Deutschland
Bundeskanzleramt bleibt für CSU auch weiter verschlossen
Trotz Erfolge in Bayern
Berlin - Das deutsche Bundeskanzleramt bleibt auch
weiterhin für die CSU verschlossen: 22 Jahre nach Franz Josef Strauß
scheiterte mit Edmund Stoiber laut Hochrechnungen zum zweiten Mal ein
Vorsitzender der CDU-Schwesterpartei mit dem Versuch, eine
Regierungsmehrheit in Deutschland zu bekommen. Dabei hatte Stoiber
von Anfang an seinen Wahlkampf völlig anders angelegt als sein
politischer Ziehvater Strauß. Besonders erfolgreich war er damit in
seiner Heimat Bayern, wo er 58,6 Prozent der Stimmen erzielte. Die Kandidatur von Strauß war vom ersten Tag an auf Konfrontation
angelegt. Schon bei seiner Aufstellung provozierte er 1979 eine
beispiellose Kampfabstimmung mit dem damaligen niedersächsischen
Ministerpräsidenten Ernst Albrecht (CDU). Obwohl Strauß in der
CDU/CSU-Bundestagsfraktion siegte, musste er anschließend ohne
breiten Rückhalt der CDU in den Wahlkampf ziehen. In dem von Stoiber
organisiertem Wahlkampf prallte der 65-Jährige immer wieder mit
seinen Gegnern aufeinander, die ihn mit Pfiffen und "Stoppt
Strauß"-Plakaten begrüßten. Am Ende blieb er chancenlos: CDU/CSU
wurden mit 44,5 Prozent der Stimmen zwar stärkste Kraft, gegenüber
1976 verloren sie aber 4,1 Prozentpunkte und mussten sich SPD und FDP
geschlagen geben.
Verluste im Endspurt
Stoiber zog aus den Erfahrungen seines Mentors zahlreiche Lehren.
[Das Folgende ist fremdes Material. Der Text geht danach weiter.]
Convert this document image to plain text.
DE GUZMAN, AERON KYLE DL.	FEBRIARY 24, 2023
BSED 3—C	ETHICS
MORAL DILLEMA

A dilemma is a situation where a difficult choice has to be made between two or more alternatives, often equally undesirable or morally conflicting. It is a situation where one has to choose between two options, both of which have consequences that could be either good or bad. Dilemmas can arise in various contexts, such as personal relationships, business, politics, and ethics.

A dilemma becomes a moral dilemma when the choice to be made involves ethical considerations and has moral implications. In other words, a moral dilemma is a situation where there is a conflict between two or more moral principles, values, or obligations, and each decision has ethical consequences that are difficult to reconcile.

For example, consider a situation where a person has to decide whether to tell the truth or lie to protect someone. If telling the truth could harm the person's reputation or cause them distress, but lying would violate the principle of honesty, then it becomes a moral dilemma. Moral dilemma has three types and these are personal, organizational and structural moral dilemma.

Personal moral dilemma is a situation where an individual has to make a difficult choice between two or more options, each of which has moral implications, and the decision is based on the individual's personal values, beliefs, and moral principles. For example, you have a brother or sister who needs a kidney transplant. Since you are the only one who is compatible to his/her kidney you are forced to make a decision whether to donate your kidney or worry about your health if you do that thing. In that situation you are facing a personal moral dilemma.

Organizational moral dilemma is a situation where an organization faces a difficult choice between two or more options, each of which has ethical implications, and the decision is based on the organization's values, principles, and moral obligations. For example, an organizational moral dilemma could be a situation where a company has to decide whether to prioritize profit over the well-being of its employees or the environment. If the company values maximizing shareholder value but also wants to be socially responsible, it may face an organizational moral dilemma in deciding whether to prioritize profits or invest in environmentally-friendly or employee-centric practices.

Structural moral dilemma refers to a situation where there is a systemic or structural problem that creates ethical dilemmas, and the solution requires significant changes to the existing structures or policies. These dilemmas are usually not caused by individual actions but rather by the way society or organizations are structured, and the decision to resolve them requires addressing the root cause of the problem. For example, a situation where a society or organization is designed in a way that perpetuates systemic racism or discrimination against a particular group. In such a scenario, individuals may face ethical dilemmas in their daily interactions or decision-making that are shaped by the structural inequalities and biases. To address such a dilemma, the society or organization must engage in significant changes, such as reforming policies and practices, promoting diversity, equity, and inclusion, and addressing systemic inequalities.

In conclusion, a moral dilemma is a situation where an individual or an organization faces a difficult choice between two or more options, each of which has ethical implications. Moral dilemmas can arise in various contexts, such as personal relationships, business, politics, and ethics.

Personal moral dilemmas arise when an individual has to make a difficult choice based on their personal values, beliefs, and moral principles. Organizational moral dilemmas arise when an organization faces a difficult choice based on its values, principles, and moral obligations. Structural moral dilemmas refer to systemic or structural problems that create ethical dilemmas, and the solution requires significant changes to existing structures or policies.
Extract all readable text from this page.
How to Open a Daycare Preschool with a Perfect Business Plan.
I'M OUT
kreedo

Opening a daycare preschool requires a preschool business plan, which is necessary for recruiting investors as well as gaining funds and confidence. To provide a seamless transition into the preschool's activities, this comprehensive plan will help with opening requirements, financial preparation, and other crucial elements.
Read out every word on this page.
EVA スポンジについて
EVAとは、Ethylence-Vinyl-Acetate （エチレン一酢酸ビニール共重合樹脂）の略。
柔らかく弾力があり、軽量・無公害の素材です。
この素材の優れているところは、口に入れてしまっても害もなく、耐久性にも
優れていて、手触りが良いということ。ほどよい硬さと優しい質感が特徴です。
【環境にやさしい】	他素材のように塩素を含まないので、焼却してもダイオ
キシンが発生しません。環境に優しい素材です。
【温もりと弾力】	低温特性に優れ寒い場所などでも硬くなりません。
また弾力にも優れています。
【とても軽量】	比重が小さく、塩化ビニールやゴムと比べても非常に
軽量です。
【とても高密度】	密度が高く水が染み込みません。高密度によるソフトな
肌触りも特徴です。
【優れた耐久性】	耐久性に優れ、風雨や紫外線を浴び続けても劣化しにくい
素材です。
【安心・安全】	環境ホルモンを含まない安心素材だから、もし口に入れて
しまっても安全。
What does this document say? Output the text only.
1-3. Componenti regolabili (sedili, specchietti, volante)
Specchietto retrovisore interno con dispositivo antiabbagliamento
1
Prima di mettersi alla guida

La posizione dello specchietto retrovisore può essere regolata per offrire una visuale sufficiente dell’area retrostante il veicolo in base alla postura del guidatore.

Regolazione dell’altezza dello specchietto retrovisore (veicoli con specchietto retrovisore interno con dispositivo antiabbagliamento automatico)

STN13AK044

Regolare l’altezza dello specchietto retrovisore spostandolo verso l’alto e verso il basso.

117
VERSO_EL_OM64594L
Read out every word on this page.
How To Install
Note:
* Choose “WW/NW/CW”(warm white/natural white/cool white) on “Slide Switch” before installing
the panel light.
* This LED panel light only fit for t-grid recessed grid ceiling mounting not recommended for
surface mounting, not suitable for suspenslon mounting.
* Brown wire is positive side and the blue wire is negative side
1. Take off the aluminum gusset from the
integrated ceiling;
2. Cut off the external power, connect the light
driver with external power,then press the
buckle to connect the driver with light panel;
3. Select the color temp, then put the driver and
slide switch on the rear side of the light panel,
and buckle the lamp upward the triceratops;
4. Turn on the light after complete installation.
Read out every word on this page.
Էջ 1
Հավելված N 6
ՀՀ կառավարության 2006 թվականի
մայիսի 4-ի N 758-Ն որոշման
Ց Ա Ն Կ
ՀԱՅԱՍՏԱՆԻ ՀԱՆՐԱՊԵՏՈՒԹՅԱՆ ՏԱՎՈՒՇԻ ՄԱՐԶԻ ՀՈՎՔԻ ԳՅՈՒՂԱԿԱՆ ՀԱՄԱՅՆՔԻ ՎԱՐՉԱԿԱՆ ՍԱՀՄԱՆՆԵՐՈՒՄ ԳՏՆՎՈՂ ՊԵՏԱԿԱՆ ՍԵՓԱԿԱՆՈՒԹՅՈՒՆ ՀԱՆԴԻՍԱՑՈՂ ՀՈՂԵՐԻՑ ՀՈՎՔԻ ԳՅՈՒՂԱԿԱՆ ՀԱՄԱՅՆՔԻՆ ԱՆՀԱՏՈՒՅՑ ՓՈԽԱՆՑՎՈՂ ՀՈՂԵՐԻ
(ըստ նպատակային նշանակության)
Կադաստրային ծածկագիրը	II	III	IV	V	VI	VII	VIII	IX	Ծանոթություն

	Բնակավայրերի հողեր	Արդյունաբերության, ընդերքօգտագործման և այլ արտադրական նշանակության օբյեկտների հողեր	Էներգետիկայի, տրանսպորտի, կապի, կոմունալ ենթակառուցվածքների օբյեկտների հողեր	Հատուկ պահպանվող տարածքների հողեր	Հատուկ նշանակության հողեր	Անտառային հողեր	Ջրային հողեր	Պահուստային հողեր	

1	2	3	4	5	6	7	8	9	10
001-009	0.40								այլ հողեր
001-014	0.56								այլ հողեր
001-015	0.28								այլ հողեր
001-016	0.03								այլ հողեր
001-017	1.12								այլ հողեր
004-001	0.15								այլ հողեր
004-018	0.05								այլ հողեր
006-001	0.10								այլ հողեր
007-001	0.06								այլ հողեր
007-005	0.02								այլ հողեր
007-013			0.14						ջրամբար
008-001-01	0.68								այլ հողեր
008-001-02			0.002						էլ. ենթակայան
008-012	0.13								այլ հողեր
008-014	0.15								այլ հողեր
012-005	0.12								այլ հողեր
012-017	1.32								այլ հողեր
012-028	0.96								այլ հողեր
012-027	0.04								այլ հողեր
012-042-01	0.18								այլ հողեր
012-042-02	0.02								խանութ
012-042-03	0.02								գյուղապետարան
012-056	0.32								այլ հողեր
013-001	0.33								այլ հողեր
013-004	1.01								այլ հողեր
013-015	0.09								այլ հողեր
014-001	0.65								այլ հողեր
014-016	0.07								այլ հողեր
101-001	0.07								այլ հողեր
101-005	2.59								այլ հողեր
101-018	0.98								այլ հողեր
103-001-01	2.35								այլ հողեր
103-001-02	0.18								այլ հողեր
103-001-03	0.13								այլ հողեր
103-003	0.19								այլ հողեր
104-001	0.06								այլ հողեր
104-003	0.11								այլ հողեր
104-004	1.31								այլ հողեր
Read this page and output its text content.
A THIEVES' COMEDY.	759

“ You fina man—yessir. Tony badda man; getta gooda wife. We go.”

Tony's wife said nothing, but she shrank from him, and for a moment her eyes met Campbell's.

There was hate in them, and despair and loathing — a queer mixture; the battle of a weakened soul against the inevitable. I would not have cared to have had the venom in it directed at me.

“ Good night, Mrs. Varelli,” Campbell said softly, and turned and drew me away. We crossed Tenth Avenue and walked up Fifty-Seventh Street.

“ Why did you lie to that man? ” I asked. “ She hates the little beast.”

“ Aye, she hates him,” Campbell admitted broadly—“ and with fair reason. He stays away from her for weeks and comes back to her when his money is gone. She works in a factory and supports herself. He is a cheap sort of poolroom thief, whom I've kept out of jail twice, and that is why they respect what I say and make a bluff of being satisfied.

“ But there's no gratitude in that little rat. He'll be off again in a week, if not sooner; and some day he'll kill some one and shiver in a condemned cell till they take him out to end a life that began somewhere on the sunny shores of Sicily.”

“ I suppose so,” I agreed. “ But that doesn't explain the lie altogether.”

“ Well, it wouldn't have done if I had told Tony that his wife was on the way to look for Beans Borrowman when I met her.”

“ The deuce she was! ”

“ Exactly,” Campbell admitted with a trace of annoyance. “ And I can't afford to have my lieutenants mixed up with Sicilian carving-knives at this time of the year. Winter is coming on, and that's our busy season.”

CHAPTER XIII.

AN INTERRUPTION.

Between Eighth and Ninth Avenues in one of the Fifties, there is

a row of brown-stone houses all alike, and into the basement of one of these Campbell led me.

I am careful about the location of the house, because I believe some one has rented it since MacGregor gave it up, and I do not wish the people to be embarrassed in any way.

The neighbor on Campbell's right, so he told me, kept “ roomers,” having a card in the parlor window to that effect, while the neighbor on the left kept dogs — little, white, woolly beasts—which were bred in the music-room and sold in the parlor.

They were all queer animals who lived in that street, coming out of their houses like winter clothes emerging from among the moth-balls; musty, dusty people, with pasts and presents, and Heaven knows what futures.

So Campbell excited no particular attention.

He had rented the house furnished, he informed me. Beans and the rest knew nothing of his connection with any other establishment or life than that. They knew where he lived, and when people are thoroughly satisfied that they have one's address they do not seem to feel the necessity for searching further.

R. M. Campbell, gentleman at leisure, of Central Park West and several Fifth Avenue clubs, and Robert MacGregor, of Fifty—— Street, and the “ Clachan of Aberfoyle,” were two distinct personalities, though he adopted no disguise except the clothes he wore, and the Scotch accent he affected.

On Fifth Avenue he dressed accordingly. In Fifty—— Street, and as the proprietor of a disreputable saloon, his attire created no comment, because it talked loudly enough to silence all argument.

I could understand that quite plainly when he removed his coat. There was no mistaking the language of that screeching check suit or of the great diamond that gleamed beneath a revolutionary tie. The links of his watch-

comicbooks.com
So trieb er den Streit um die Kanzlerkandidatur mit CDU-Chefin Angela
Merkel nicht auf die Spitze und konnte nach deren Verzicht Mitte
Januar auf die breite Unterstützung der Union setzen. Im Wahlkampf
verzichtete Stoiber auf provozierende Parolen und wich damit der
Strategie der SPD aus, die ihn in die rechte Ecke drängen wollte.
Bald begleitete den 60-Jährigen wegen seiner Zurückhaltung der Ruf
des "Kreidefressers".
Nachdem Stoiber in den Umfragen zunächst lange vorne lag, verlor
er aber im Schluss-Spurt stetig an Vorsprung. Meinungsforscher
führten dies unter anderem auf seine schlechten Sympathiewerte
zurück; ein besonderer "CSU-Effekt" wurde dabei aber nicht ermittelt.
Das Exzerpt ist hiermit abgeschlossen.